With all this preamble, I will now bring our attention to Przystanek Woodstock. There were many acts, some foreign, most were Polish. I don't feel like addressing each act individually, since most of it is a matter of taste (plus, I'd probably be reduced to just writing "was good", "was shit" comments after about five reviews.)
Instead, I'll focus on one of the main features of the festival: The Special Anniversary Concert for the Years of Woodstock. Performed half-way through the festival, it sought to bring together all the music of the world and spew it out in a concert of classic covers. The set list included numbers like: The Beatles' With a Little Help From My Friends, Janis Joplin's Cry Baby, and Green Day's When I Come Around. Surprisingly, only one of those songs was sung at the original Woodstock (Richie Havens sang With a Little Help From My Friends and some other Beatles tunes; The Beatles were not at the original Woodstock. Janis Joplin didn't perform Cry Baby.)
Actually, there was a much larger set list, which had several songs that were played at Woodstock, (including the National Anthem (both Poland's and the US') on electric guitar.) The entire set was accompanied by a full orchestra.
The whole idea behind these numbers is that they would meld together different music types from different eras in one big celebration. Sometimes it worked—like in the case of Ewelina Flinta's entirely capable rendition of Cry Baby—and other times it crashed in burned: the operatic singers singing in With a Little Help From My Friends, and the lead singer of When I Come Around.

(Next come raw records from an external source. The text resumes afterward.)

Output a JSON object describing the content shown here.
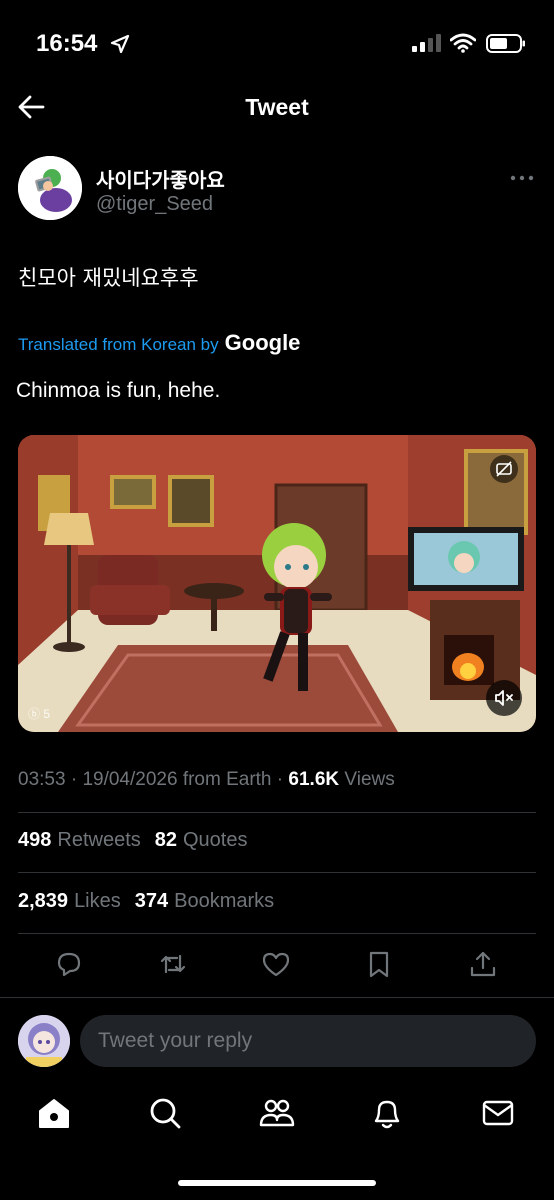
{
  "status_bar": {
    "time": "16:54",
    "icons": [
      "location-arrow-icon",
      "signal-icon",
      "wifi-icon",
      "battery-icon"
    ]
  },
  "header": {
    "title": "Tweet",
    "back_icon": "arrow-left-icon"
  },
  "tweet": {
    "author": {
      "display_name": "사이다가좋아요",
      "handle": "@tiger_Seed"
    },
    "text": "친모아 재밌네요후후",
    "translation_notice": "Translated from Korean by",
    "translation_provider": "Google",
    "translated_text": "Chinmoa is fun, hehe.",
    "media": {
      "type": "video",
      "caption_icon": "captions-icon",
      "mute_icon": "speaker-muted-icon",
      "watermark": "ⓑ 5"
    },
    "meta": {
      "time": "03:53",
      "date": "19/04/2026",
      "source": "from Earth",
      "views_count": "61.6K",
      "views_label": "Views"
    },
    "stats": {
      "retweets_count": "498",
      "retweets_label": "Retweets",
      "quotes_count": "82",
      "quotes_label": "Quotes",
      "likes_count": "2,839",
      "likes_label": "Likes",
      "bookmarks_count": "374",
      "bookmarks_label": "Bookmarks"
    },
    "actions": [
      "reply-icon",
      "retweet-icon",
      "like-icon",
      "bookmark-icon",
      "share-icon"
    ]
  },
  "reply_bar": {
    "placeholder": "Tweet your reply"
  },
  "tab_bar": [
    "home-icon",
    "search-icon",
    "communities-icon",
    "notifications-icon",
    "messages-icon"
  ],
  "colors": {
    "background": "#000000",
    "text": "#e7e9ea",
    "muted": "#71767b",
    "accent": "#1d9bf0",
    "divider": "#2f3336",
    "input_bg": "#202327"
  }
}
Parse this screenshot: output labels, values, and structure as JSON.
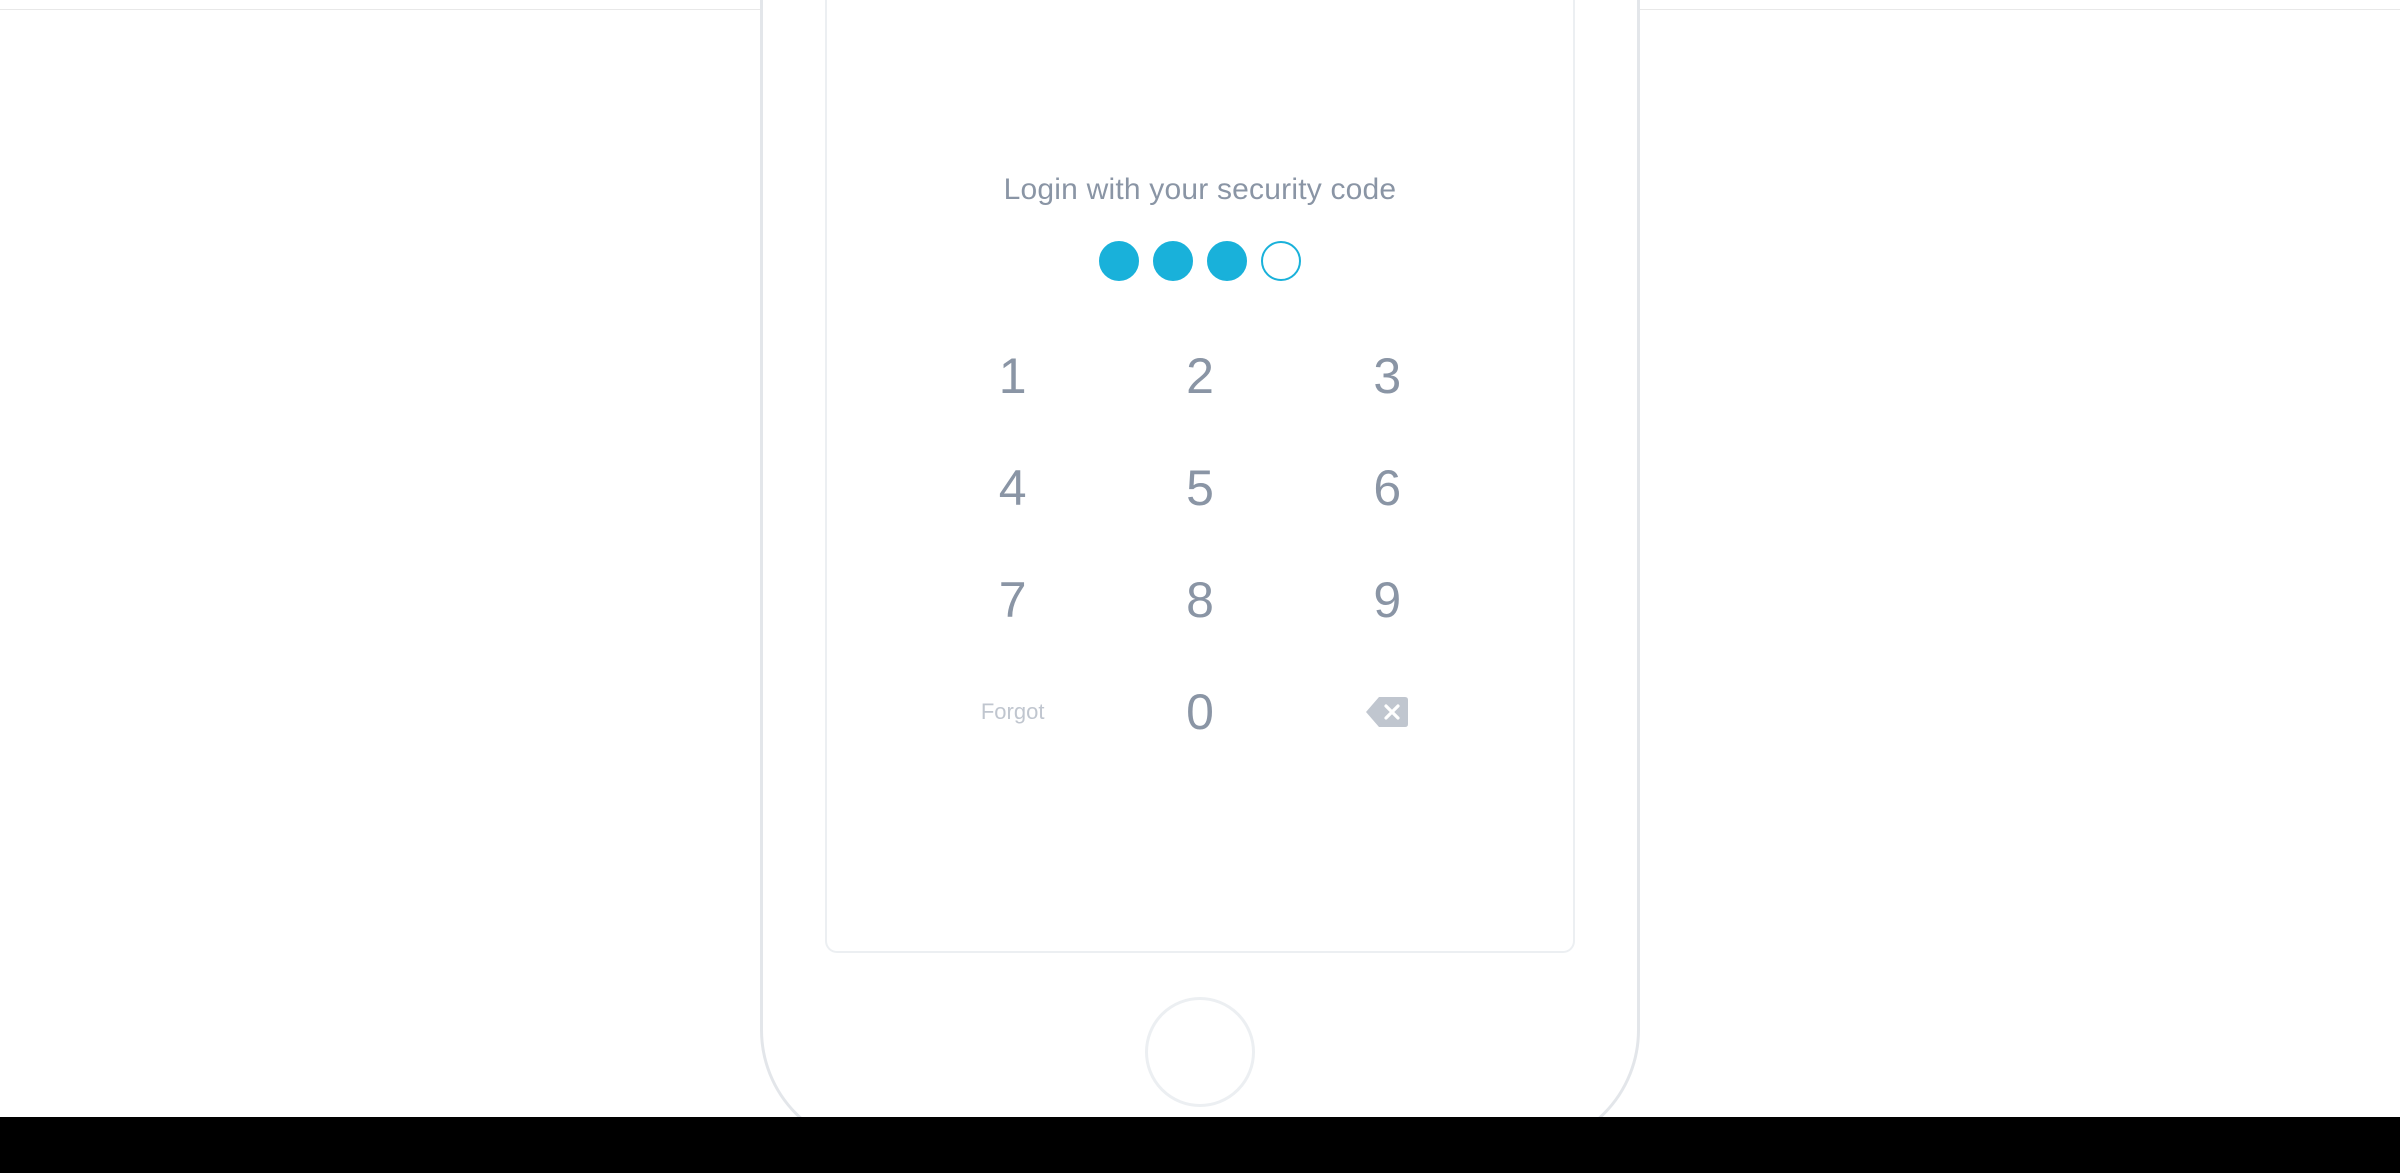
{
  "prompt": "Login with your security code",
  "pin": {
    "length": 4,
    "entered": 3
  },
  "keypad": {
    "k1": "1",
    "k2": "2",
    "k3": "3",
    "k4": "4",
    "k5": "5",
    "k6": "6",
    "k7": "7",
    "k8": "8",
    "k9": "9",
    "k0": "0",
    "forgot": "Forgot"
  },
  "colors": {
    "accent": "#19b1da",
    "key": "#8a95a5",
    "muted": "#c0c6cf",
    "frame": "#e3e6ea"
  }
}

Ewelina Flinta, a contestant from some Polish Idol show, belts out a throaty song, losing any sort of accent, and proving she can do folk rock/blues/jazz as good as any American crooner. Her outfit, I guess meant to evoke the hippy roots, seems entirely in place; almost as if the psychedelic facade of the stage was actually in the right time and place.
Not bad for an almost-winner of an Idol TV show.

With a Little Help From My Friends is an entirely different story. The leader singer, Piotr Cugowski, isn't so bad. He actually manages to do quite well. The two warblers behind him, however, are so horrifically awful, so terribly shitty, that nothing can save this performance. Their screeching, off-tune 'singing' threatens to drown out the entire ensemble, replacing a very nice song with the equivalent of operatic mayhem. I hear tell, that the rest of the performers (the choir and orchestra) found the entire thing comedic to the effect that they had to stifle their laughter.
Brings new meaning to the words "What would you do if I sang out of tune/ Would you stand up and walk out on me?" —Yes.

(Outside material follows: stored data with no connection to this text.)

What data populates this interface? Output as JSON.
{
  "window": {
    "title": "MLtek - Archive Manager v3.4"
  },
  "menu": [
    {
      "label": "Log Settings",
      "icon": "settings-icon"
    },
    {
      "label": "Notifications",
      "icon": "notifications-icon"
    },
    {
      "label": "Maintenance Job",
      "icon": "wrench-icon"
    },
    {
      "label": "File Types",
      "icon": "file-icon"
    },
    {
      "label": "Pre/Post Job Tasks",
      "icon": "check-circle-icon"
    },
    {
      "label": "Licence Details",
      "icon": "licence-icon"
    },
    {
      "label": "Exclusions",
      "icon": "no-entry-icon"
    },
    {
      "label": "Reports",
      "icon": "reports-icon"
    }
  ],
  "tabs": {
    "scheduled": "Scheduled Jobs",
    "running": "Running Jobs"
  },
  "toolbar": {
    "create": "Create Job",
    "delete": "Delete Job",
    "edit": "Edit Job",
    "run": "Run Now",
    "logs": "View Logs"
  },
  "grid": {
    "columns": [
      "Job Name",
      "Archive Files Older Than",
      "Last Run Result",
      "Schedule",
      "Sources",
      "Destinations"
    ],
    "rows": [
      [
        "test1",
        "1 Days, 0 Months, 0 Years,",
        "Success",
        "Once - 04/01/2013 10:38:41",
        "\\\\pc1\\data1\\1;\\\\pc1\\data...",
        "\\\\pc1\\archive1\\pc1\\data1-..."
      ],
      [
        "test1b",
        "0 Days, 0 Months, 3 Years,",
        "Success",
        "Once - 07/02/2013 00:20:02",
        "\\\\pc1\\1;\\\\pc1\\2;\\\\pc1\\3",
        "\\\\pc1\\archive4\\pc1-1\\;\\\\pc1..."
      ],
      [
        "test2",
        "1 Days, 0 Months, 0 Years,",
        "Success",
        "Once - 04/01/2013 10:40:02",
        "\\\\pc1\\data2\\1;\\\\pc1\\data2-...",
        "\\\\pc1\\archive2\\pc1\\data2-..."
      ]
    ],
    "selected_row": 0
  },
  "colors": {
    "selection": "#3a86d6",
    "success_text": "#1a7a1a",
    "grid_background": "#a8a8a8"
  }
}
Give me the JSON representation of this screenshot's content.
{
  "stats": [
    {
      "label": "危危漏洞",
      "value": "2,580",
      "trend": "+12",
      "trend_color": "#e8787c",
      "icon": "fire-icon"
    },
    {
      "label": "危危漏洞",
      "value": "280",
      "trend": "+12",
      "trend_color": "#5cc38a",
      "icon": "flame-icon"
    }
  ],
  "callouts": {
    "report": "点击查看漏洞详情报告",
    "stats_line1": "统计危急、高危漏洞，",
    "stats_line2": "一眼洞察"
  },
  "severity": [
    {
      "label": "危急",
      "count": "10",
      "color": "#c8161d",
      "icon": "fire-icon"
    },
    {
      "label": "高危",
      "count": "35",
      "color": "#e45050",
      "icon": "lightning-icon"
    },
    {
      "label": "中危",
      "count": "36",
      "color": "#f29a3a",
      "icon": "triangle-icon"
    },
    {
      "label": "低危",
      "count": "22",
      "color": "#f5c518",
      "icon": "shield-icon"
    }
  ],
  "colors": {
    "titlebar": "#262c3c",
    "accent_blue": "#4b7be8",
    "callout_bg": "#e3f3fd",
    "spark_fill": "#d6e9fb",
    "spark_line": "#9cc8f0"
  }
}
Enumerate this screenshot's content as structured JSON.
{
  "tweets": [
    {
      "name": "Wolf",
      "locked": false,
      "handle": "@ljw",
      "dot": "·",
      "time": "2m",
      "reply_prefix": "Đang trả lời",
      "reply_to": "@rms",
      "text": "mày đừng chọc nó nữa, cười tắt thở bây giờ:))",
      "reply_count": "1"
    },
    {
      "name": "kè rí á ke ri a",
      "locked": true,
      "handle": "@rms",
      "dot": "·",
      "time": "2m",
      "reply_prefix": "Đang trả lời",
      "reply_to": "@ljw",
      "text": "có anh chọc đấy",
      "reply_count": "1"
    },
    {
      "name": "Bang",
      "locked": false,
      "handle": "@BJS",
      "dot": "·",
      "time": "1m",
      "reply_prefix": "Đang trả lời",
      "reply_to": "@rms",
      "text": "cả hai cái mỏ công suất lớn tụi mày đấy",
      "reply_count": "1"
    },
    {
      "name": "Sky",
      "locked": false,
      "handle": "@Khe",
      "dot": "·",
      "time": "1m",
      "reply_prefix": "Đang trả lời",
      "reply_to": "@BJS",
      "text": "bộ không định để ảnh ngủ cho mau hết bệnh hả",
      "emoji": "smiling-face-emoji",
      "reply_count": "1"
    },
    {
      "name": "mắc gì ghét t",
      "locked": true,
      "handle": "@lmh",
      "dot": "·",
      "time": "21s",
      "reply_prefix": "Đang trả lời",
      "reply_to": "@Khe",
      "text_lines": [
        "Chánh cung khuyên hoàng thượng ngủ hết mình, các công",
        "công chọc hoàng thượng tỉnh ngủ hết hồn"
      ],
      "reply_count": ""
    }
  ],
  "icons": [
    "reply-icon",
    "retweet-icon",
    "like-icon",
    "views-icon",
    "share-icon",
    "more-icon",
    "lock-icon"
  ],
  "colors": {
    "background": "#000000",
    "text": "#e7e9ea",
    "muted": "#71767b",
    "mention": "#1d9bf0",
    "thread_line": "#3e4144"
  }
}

The creme de la creme of crap performances (and terrible management in booking performers) is Maciek Januszko's hilariously bad When I Come Around. It's just so, so bad. Watch for yourself to see where his flaws are.
This song is supposed to sound like it's sung by an angsty fifteen-year-old, not a wasted fifty-five-year old wash up.

The finality is the inevitable song together of all the celebrities and performers.